Learning on the fly is not easy, but Whitten felt his team did a good job coming down the stretch, which led to a playoff berth at Bemidji State. The Lakers were able to force a third and deciding game before their season ended with a 3-1 loss at the Sanford Center.
With the COVID-19 pandemic wreaking havoc on the 2020-21 season, the Lakers learned another lesson in not taking hockey for granted. For them, just like for most teams, just getting the chance to open the season Saturday, Nov. 21, meant so much to the players and coaches alike, even if it meant hosting the Huskies without any fans in the building.
“To me, I think a defining moment this year was our first game,” Whitten said. “To finally make it through all the protocols and the delays and the startups, the uncertainty. Then, all of a sudden, you’re standing there, with the national anthem playing, empty arena, finally, another team across the ice from you, and you’re like, ‘Oh, man, now I’ve got to coach. Now there’s pressure to win, and perform, and have your team ready to go.”
Even though the game ended in a 0-0 tie that needed a shootout to decide, Whitten felt like the game was a “win” just because they got to play it.
“I can tell you post-game, it was amazing to be back on the bench. Our players felt it that normalcy, that compete. Our players are just wired to play this game, and compete, and so it gave some normalcy back to all of our lives and we’re very thankful.”
They followed that game up with a 4-1 win on Sunday over Huskies. They started the season 4-0-2 before taking their first loss of the season at home against the Beavers on Saturday, Jan. 2. The next bump in their schedule came two weeks later in a pair of losses to the Mavericks.
From that weekend on, the Lakers have lost just three times during a stretch that also saw them play nine games in 20 nights. While it was a novelty this season, Whitten feels that his players would not want to repeat it exactly next season, but, perhaps, some of the split-series scheduling might work for both teams during the middle of the season.
“I would never want to repeat what we did and play nine games in 22 nights,” said Whitten. “However, I did like the Tuesday night or Tuesday afternoons, in some cases, games, which you know, hopefully not a thing in the future with fans. But, I would be very interested to work with Ferris (State), Northern (Michigan), or possibly Michigan Tech. Maybe splitting a series somewhere and playing that, because I can tell you, when you get to late January, February, your players aren’t in love with practicing five days a week.”
They closed out the regular season with a split with the Beavers and a win over the Ferris State Bulldogs to finish in a tie for second with the Bowling Green Falcons. The Lakers had one more regulation win than the Falcons and also swept the Falcons during the season, giving the Lakers the second seed in the WCHA playoffs.
Despite not having fans in the arena, the Lakers made the best they could of the situation, sweeping the Alabama Huntsville Chargers.
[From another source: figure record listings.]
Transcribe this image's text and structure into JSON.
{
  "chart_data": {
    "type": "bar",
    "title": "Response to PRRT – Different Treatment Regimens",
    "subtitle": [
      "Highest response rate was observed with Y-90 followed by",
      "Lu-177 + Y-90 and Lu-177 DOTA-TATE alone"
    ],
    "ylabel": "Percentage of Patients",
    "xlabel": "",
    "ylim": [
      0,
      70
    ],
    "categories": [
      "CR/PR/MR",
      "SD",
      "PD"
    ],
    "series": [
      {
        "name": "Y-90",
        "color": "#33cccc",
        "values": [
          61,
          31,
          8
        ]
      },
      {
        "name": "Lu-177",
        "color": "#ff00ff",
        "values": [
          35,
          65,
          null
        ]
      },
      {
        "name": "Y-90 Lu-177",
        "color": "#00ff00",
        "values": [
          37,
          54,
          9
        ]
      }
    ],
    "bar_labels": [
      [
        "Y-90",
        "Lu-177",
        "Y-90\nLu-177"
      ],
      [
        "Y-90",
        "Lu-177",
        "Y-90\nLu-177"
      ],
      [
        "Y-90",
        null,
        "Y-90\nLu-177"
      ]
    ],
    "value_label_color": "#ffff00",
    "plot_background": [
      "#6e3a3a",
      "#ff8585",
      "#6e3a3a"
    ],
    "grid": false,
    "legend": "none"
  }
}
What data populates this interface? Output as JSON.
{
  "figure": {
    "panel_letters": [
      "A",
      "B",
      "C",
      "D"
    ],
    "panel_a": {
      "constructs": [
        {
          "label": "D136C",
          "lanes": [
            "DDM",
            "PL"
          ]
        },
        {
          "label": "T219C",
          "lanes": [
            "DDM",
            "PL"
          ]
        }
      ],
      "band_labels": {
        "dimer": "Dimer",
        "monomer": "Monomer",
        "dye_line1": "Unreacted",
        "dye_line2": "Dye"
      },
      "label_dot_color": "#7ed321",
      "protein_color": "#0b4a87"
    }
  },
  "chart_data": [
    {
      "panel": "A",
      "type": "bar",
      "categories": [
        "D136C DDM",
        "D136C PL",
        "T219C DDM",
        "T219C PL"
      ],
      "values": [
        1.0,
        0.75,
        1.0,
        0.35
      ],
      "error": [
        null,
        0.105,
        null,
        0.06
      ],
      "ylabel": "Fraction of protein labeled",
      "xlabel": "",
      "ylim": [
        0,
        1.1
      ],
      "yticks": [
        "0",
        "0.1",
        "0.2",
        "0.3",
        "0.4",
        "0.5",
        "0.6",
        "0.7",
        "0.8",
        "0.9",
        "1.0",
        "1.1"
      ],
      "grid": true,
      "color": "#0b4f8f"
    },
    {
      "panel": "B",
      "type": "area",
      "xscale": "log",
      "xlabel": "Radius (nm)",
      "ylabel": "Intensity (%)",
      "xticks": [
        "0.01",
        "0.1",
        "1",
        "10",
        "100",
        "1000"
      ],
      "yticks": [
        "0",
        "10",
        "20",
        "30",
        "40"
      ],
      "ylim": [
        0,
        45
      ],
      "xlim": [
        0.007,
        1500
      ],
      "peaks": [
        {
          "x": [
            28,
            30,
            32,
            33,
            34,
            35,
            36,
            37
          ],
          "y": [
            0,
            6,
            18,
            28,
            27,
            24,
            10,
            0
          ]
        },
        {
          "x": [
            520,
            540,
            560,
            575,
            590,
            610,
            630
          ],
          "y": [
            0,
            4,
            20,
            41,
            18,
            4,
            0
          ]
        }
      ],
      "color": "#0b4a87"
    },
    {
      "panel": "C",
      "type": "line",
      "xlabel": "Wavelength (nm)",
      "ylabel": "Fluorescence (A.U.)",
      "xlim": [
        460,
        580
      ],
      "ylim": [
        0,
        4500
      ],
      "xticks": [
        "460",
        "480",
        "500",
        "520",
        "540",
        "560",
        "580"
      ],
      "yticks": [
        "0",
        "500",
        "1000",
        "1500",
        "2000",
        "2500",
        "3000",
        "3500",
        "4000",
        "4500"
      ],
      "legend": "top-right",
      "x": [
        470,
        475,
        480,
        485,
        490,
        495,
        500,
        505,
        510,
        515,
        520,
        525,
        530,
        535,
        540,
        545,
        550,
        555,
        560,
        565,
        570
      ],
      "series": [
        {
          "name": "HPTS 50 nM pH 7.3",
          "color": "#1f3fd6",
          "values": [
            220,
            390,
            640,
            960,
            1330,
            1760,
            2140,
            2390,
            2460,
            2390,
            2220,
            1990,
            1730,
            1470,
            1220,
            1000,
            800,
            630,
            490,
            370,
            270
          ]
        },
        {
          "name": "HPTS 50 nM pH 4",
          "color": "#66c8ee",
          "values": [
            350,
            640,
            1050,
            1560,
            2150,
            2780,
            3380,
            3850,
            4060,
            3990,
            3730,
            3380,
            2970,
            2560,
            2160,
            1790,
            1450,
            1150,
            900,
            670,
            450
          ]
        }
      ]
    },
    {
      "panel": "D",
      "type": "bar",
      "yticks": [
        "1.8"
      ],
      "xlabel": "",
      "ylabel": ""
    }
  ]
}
With the series win, the Lakers now advance to face the Beavers again in the semifinals in Mankato, Minnesota.
Beavers sweep Huskies
Despite Michigan Tech scoring first both nights, Bemidji State won both Friday and Saturday night to earn a spot in the WCHA semifinals.
Brian Halonen got the Huskies on the board just 2:33 into Friday’s contest. The Beavers answered 5:27 later with a goal from Aaron Miller.
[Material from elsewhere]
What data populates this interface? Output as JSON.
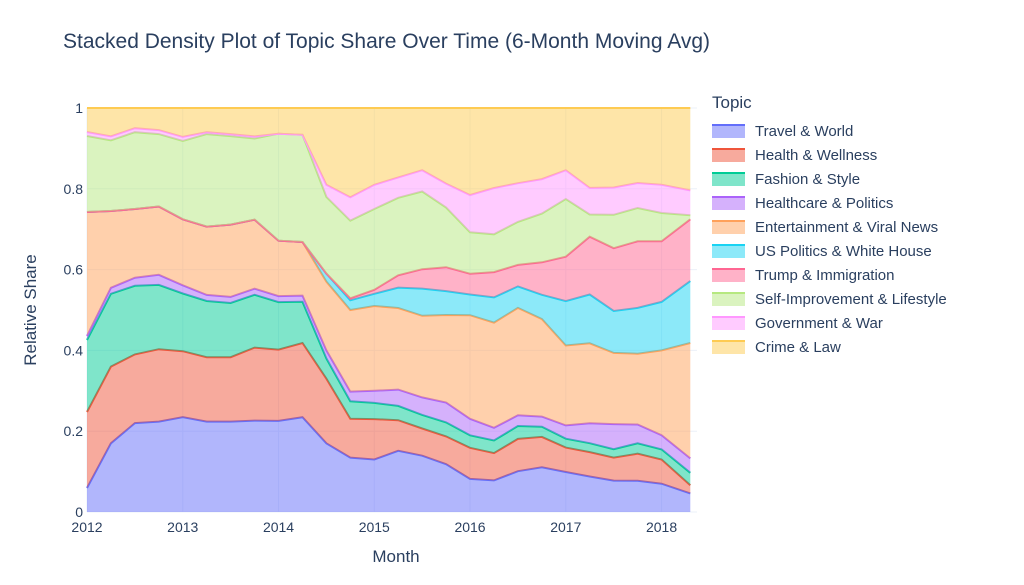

Alex Ierullo gave the Beavers the lead 6:22 later. Lukas Sillinger, who had assisted on Ierullo’s tally, got one of his own 11:42 into the second to seal the win.
Saturday, the Huskies’ Tommy Parrottino scored 12:09 into the first. The Beavers struck back with two goals in 51 seconds from Brad Johnson and Ethan Somoza in the second to take a 2-1 lead into the third.
Alex Adams and Ross Armour both potted empty-netters in the third to seal the series victory.